So saß ich verloren, schmutzig und hungrig mit meinem Gepäck am Straßenrand. Als plötzlich ein Pkw stehen blieb, eine junge Frau aus dem Auto sprang und mir mit den Worten „this is for you“ einen Karton vor die Füße legte. Ich konnte gar nicht darauf reagieren, so erstaunt war ich. Als ich die Box öffnete, war ich ziemlich Sprachlos: Wasser, Orangensaft und von der Vor- bis zur Nachspeise alles was sich ein hungriges Herz wünscht.

Wie weit es im ländlichen Gebiet getrieben wird: In der irren Mittagshitze bin ich bei mindestens 40 Grad durch ein Dorf gefahren. Die Schule war offensichtlich gerade zu Ende und einige Junge Leute waren auf dem Heimweg.

Plötzlich ist genau vor mir ein junges Mädchen umgekippt. Ihre Freundinnen haben sich sofort um sie gekümmert, aber der kleine Körper hat sich kaum bewegt. Ich bin sofort von meinem Motorrad gesprungen und zu Hilfe geeilt. Da war mir schnell bewusst, dass das Mädchen dehydrierte. Sofort hab ich meine Wasserflasche gebracht und die anderen Kinder halfen dabei. Allerdings war das 

Mädchen so sehr von ihrem Glauben beeinflusst, dass ich keine Chance hatte ihr Wasser zu verabreichen. Im Gegenteil. Sie hat mich angefaucht wie eine wilde Katze und ich hatte Angst, dass sie mir die Augen auskratzt wenn ich nicht sofort verschwinde.

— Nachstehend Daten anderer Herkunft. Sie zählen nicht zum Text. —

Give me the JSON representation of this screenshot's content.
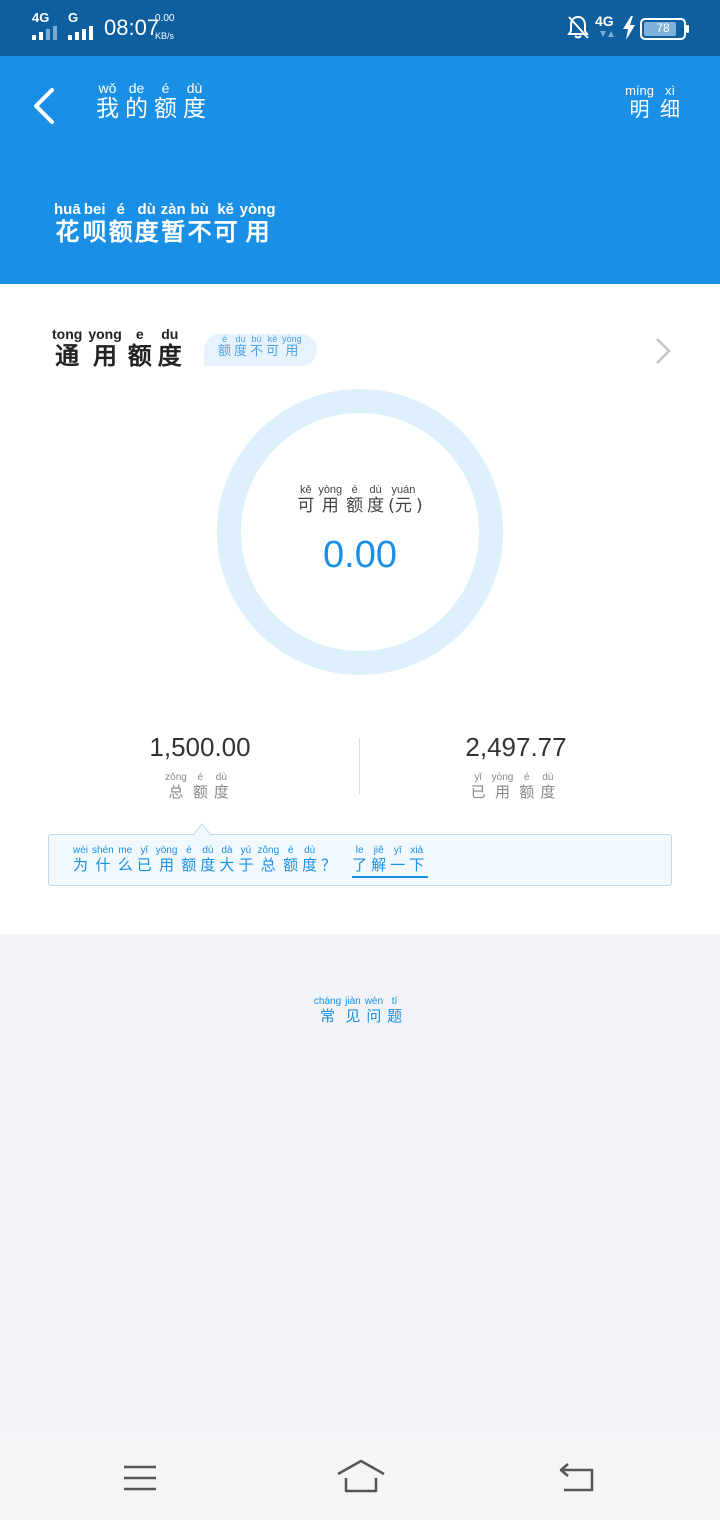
{
  "status_bar": {
    "network1": "4G",
    "network2": "G",
    "time": "08:07",
    "speed_value": "0.00",
    "speed_unit": "KB/s",
    "network3": "4G",
    "battery": "78"
  },
  "header": {
    "title": [
      {
        "char": "我",
        "py": "wǒ"
      },
      {
        "char": "的",
        "py": "de"
      },
      {
        "char": "额",
        "py": "é"
      },
      {
        "char": "度",
        "py": "dù"
      }
    ],
    "details": [
      {
        "char": "明",
        "py": "míng"
      },
      {
        "char": "细",
        "py": "xì"
      }
    ],
    "notice": [
      {
        "char": "花",
        "py": "huā"
      },
      {
        "char": "呗",
        "py": "bei"
      },
      {
        "char": "额",
        "py": "é"
      },
      {
        "char": "度",
        "py": "dù"
      },
      {
        "char": "暂",
        "py": "zàn"
      },
      {
        "char": "不",
        "py": "bù"
      },
      {
        "char": "可",
        "py": "kě"
      },
      {
        "char": "用",
        "py": "yòng"
      }
    ]
  },
  "card": {
    "title": [
      {
        "char": "通",
        "py": "tong"
      },
      {
        "char": "用",
        "py": "yong"
      },
      {
        "char": "额",
        "py": "e"
      },
      {
        "char": "度",
        "py": "du"
      }
    ],
    "tag": [
      {
        "char": "额",
        "py": "é"
      },
      {
        "char": "度",
        "py": "du"
      },
      {
        "char": "不",
        "py": "bù"
      },
      {
        "char": "可",
        "py": "kě"
      },
      {
        "char": "用",
        "py": "yòng"
      }
    ],
    "ring_label": [
      {
        "char": "可",
        "py": "kě"
      },
      {
        "char": "用",
        "py": "yòng"
      },
      {
        "char": "额",
        "py": "é"
      },
      {
        "char": "度",
        "py": "dù"
      }
    ],
    "ring_label_unit": {
      "char": "元",
      "py": "yuán"
    },
    "available_amount": "0.00",
    "available_fraction": 0,
    "total_amount": "1,500.00",
    "total_label": [
      {
        "char": "总",
        "py": "zǒng"
      },
      {
        "char": "额",
        "py": "é"
      },
      {
        "char": "度",
        "py": "dù"
      }
    ],
    "used_amount": "2,497.77",
    "used_label": [
      {
        "char": "已",
        "py": "yǐ"
      },
      {
        "char": "用",
        "py": "yòng"
      },
      {
        "char": "额",
        "py": "é"
      },
      {
        "char": "度",
        "py": "dù"
      }
    ],
    "tip": [
      {
        "char": "为",
        "py": "wèi"
      },
      {
        "char": "什",
        "py": "shén"
      },
      {
        "char": "么",
        "py": "me"
      },
      {
        "char": "已",
        "py": "yǐ"
      },
      {
        "char": "用",
        "py": "yòng"
      },
      {
        "char": "额",
        "py": "é"
      },
      {
        "char": "度",
        "py": "dù"
      },
      {
        "char": "大",
        "py": "dà"
      },
      {
        "char": "于",
        "py": "yú"
      },
      {
        "char": "总",
        "py": "zǒng"
      },
      {
        "char": "额",
        "py": "é"
      },
      {
        "char": "度",
        "py": "dù"
      },
      {
        "char": "？",
        "py": ""
      }
    ],
    "tip_link": [
      {
        "char": "了",
        "py": "le"
      },
      {
        "char": "解",
        "py": "jiě"
      },
      {
        "char": "一",
        "py": "yī"
      },
      {
        "char": "下",
        "py": "xià"
      }
    ]
  },
  "faq": [
    {
      "char": "常",
      "py": "cháng"
    },
    {
      "char": "见",
      "py": "jiàn"
    },
    {
      "char": "问",
      "py": "wèn"
    },
    {
      "char": "题",
      "py": "tí"
    }
  ],
  "colors": {
    "brand_blue": "#1a8fe6",
    "status_bar": "#0d5fa0",
    "ring": "#dff0fd"
  },
  "nav": {
    "menu_icon": "menu-icon",
    "home_icon": "home-icon",
    "back_icon": "back-icon"
  }
}
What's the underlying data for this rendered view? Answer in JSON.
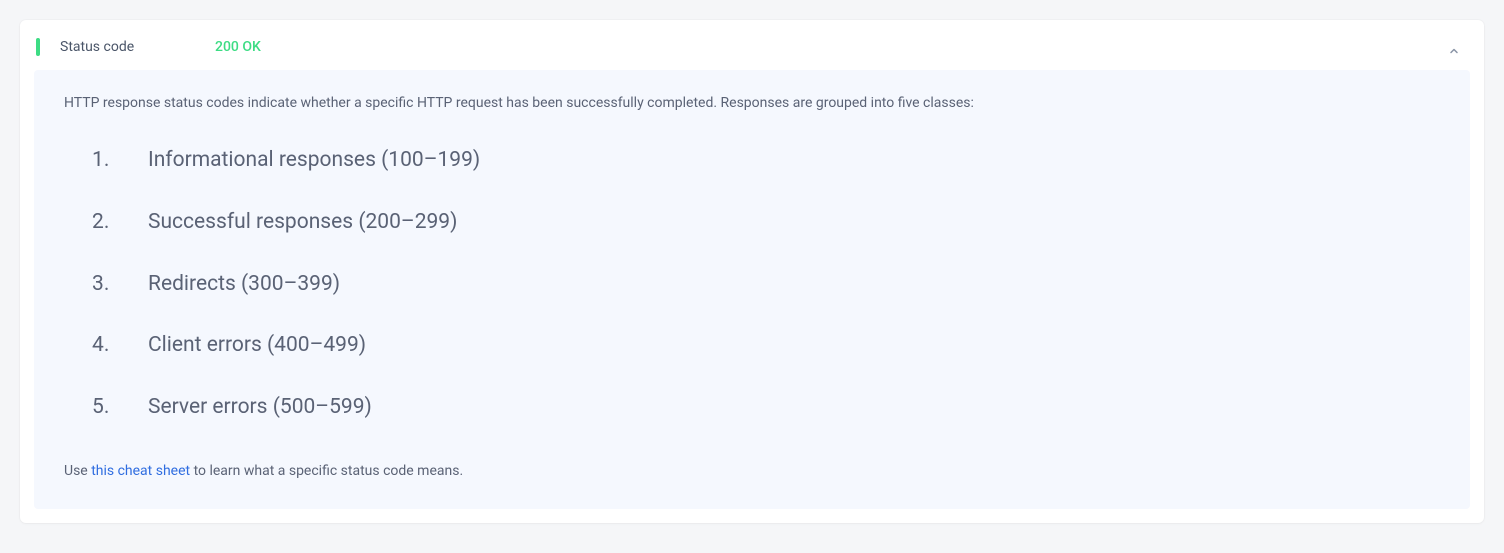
{
  "header": {
    "label": "Status code",
    "value": "200 OK"
  },
  "content": {
    "intro": "HTTP response status codes indicate whether a specific HTTP request has been successfully completed. Responses are grouped into five classes:",
    "classes": [
      "Informational responses (100–199)",
      "Successful responses (200–299)",
      "Redirects (300–399)",
      "Client errors (400–499)",
      "Server errors (500–599)"
    ],
    "footer_prefix": "Use ",
    "footer_link": "this cheat sheet",
    "footer_suffix": " to learn what a specific status code means."
  }
}
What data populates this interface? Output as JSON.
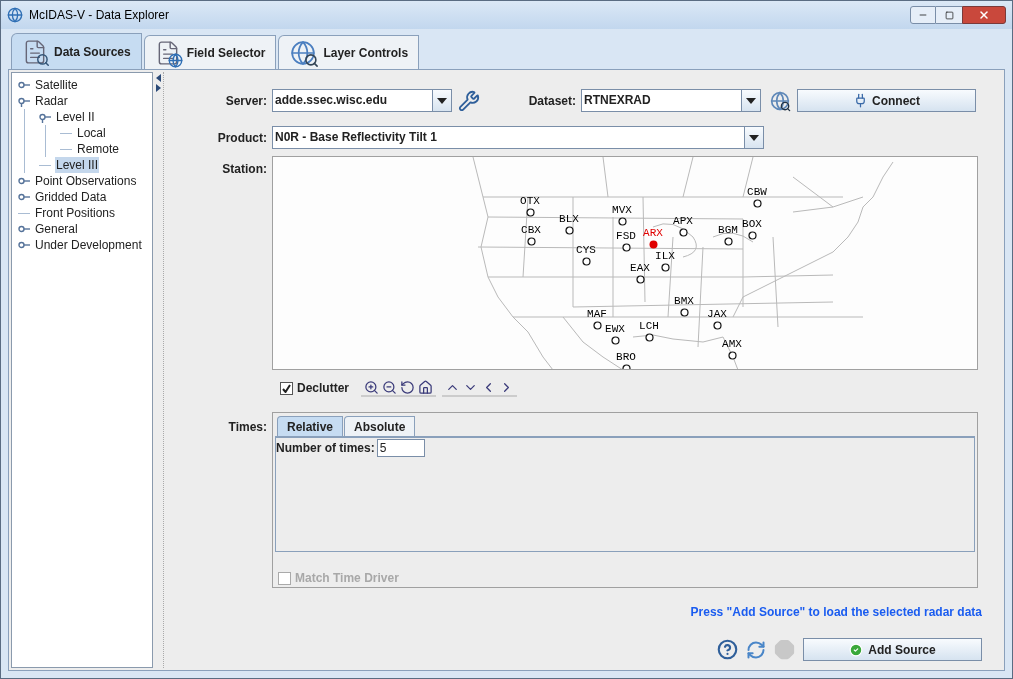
{
  "window": {
    "title": "McIDAS-V - Data Explorer"
  },
  "tabs": [
    {
      "label": "Data Sources",
      "selected": true,
      "kind": "sources"
    },
    {
      "label": "Field Selector",
      "selected": false,
      "kind": "fields"
    },
    {
      "label": "Layer Controls",
      "selected": false,
      "kind": "layers"
    }
  ],
  "tree": [
    {
      "label": "Satellite",
      "expanded": false,
      "selected": false
    },
    {
      "label": "Radar",
      "expanded": true,
      "selected": false,
      "children": [
        {
          "label": "Level II",
          "expanded": true,
          "selected": false,
          "children": [
            {
              "label": "Local",
              "selected": false
            },
            {
              "label": "Remote",
              "selected": false
            }
          ]
        },
        {
          "label": "Level III",
          "selected": true
        }
      ]
    },
    {
      "label": "Point Observations",
      "expanded": false,
      "selected": false
    },
    {
      "label": "Gridded Data",
      "expanded": false,
      "selected": false
    },
    {
      "label": "Front Positions",
      "selected": false
    },
    {
      "label": "General",
      "expanded": false,
      "selected": false
    },
    {
      "label": "Under Development",
      "expanded": false,
      "selected": false
    }
  ],
  "server": {
    "label": "Server:",
    "value": "adde.ssec.wisc.edu"
  },
  "dataset": {
    "label": "Dataset:",
    "value": "RTNEXRAD"
  },
  "connect_button": "Connect",
  "product": {
    "label": "Product:",
    "value": "N0R - Base Reflectivity Tilt 1"
  },
  "station": {
    "label": "Station:",
    "stations": [
      {
        "code": "CBW",
        "selected": false
      },
      {
        "code": "OTX",
        "selected": false
      },
      {
        "code": "MVX",
        "selected": false
      },
      {
        "code": "BLX",
        "selected": false
      },
      {
        "code": "APX",
        "selected": false
      },
      {
        "code": "BOX",
        "selected": false
      },
      {
        "code": "CBX",
        "selected": false
      },
      {
        "code": "ARX",
        "selected": true
      },
      {
        "code": "BGM",
        "selected": false
      },
      {
        "code": "FSD",
        "selected": false
      },
      {
        "code": "CYS",
        "selected": false
      },
      {
        "code": "ILX",
        "selected": false
      },
      {
        "code": "EAX",
        "selected": false
      },
      {
        "code": "BMX",
        "selected": false
      },
      {
        "code": "MAF",
        "selected": false
      },
      {
        "code": "JAX",
        "selected": false
      },
      {
        "code": "EWX",
        "selected": false
      },
      {
        "code": "LCH",
        "selected": false
      },
      {
        "code": "AMX",
        "selected": false
      },
      {
        "code": "BRO",
        "selected": false
      }
    ]
  },
  "declutter": {
    "label": "Declutter",
    "checked": true
  },
  "times": {
    "label": "Times:",
    "tabs": [
      {
        "label": "Relative",
        "selected": true
      },
      {
        "label": "Absolute",
        "selected": false
      }
    ],
    "count_label": "Number of times:",
    "count_value": "5"
  },
  "match_time_driver": {
    "label": "Match Time Driver",
    "checked": false,
    "disabled": true
  },
  "hint": "Press \"Add Source\" to load the selected radar data",
  "add_source_button": "Add Source"
}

Selbst etwas überrascht, hab ich mir am nächsten Kiosk ein Eis gekauft. Da sind 2 Kids aufgetaucht und haben mich mit großen Augen angesehen. Ich hab sie gefragt und es hat ihnen gefallen – so sind wir 2min später zu 3. Am Boden vor dem Kiosk gesessen und haben Eis gegessen. Der Kioskbesitzer war amüsiert und hat mir einen Daumen hoch gegeben.